In-kind contributions are defined as eligible non-monetary resources that external eligible partners provide to eligible projects. The CFI considers all contributions made by an eligible institution to a project to be a cash contribution.

CFI will recognize eligible infrastructure items involving in-kind contributions at fair market value. In-kind contributions must be eligible contributions in the acquisition and development of infrastructure. In-kind contributions to the operating costs of research will not be accepted. In-kind contributions may include, in whole or in part, the value of capital items (e.g. equipment and facilities) that eligible external partners donate to the eligible institution. The value, in whole or in part, of certain non-capital eligible items that are needed to bring the infrastructure into service, such as professional services and training, may also be included as in-kind contributions.

Pricing obtained through multiple quotations, competitive bid or Sole or Single Source Certification for each item must be submitted to the CFI, and once the itemized list has been compiled, ORS will include it in the application to be submitted to the CFI for consideration.  Included in this submission is any in-kind contribution made by vendors.

Fair Market Value Defined

CFI defines fair market value as:

“The price that would be agreed to in an open and unrestricted market between knowledgeable and willing parties dealing at arm’s length who are fully informed and not under compulsion to transact. The fair market value is the price an institution would normally be expected to pay in such circumstances, after normal and educational discounts, but prior to consideration of any special CFI discount that may be offered as a contribution towards a CFI-funded project.”
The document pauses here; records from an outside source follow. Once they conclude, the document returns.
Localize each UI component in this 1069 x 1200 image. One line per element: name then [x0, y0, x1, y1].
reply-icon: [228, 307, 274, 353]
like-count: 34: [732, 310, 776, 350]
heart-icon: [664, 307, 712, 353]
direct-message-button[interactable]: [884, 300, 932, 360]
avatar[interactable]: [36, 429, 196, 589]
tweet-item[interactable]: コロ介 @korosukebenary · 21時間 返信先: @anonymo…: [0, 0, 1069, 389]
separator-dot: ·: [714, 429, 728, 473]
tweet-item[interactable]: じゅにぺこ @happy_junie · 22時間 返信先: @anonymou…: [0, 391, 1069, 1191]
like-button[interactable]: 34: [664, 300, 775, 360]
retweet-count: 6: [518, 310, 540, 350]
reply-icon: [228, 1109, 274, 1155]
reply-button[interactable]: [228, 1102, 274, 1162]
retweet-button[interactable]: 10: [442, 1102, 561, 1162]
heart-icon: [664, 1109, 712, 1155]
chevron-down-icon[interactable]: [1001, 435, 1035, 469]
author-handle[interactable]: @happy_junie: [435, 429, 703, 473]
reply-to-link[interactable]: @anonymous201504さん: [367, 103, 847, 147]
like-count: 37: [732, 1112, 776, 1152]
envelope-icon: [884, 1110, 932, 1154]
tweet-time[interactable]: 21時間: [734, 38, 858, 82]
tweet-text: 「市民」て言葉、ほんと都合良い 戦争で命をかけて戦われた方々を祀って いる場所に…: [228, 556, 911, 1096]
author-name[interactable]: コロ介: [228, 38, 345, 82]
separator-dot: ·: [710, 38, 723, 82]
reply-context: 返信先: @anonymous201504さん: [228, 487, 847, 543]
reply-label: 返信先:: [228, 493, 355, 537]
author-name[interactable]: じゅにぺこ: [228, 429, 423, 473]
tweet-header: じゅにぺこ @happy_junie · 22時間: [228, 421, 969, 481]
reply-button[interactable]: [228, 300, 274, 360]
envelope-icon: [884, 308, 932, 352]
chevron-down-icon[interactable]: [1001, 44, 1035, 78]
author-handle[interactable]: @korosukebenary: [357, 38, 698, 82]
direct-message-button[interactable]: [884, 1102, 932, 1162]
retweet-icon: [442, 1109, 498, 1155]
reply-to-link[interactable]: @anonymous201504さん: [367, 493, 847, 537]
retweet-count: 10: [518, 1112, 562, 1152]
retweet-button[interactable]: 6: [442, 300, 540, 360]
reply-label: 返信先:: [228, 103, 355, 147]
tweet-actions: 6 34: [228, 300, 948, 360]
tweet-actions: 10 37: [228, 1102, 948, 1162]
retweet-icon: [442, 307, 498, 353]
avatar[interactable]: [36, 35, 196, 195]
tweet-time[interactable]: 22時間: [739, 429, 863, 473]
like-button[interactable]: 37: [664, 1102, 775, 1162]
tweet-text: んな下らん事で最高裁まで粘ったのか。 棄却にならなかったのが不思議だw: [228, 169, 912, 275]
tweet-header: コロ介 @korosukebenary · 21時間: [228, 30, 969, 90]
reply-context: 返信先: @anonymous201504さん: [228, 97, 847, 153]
Strategic Procurement Services will advise as to how fair market value can be assessed.

Valuation Method

The valuation method depends on the nature of the item. In some cases, the fair market value of the item is known. In other cases, the value must be assessed using commonly accepted methods.

Information regarding special requirements and documentation practices for the valuation process are outlined in Section 6.5 of the Policy and Program Guide (PDF).

CFI has two in-kind contribution categories :

Individual in-kind contributions less than $100,000

Individual in-kind contributions between $100,000 and $500,000 that represent 10% or less of total eligible product costs
Individual in-kind contributions between $100,000 and $500,000 that represent more than 10% of total eligible project costs

All individual in-kind contributions larger than $500,000

In order to satisfactorily assess and support the valuation of in-kind contributions, Strategic Procurement Services requires that both educational discounts and special discounts are clearly identified on supporting documentation provided by vendors through the purchasing and tendering processes.

The only way to ensure fair market value of funds expended, is to compare values quoted by competitors and assess these for reasonableness.  This is particularly important for Category 2 in-kind contributions.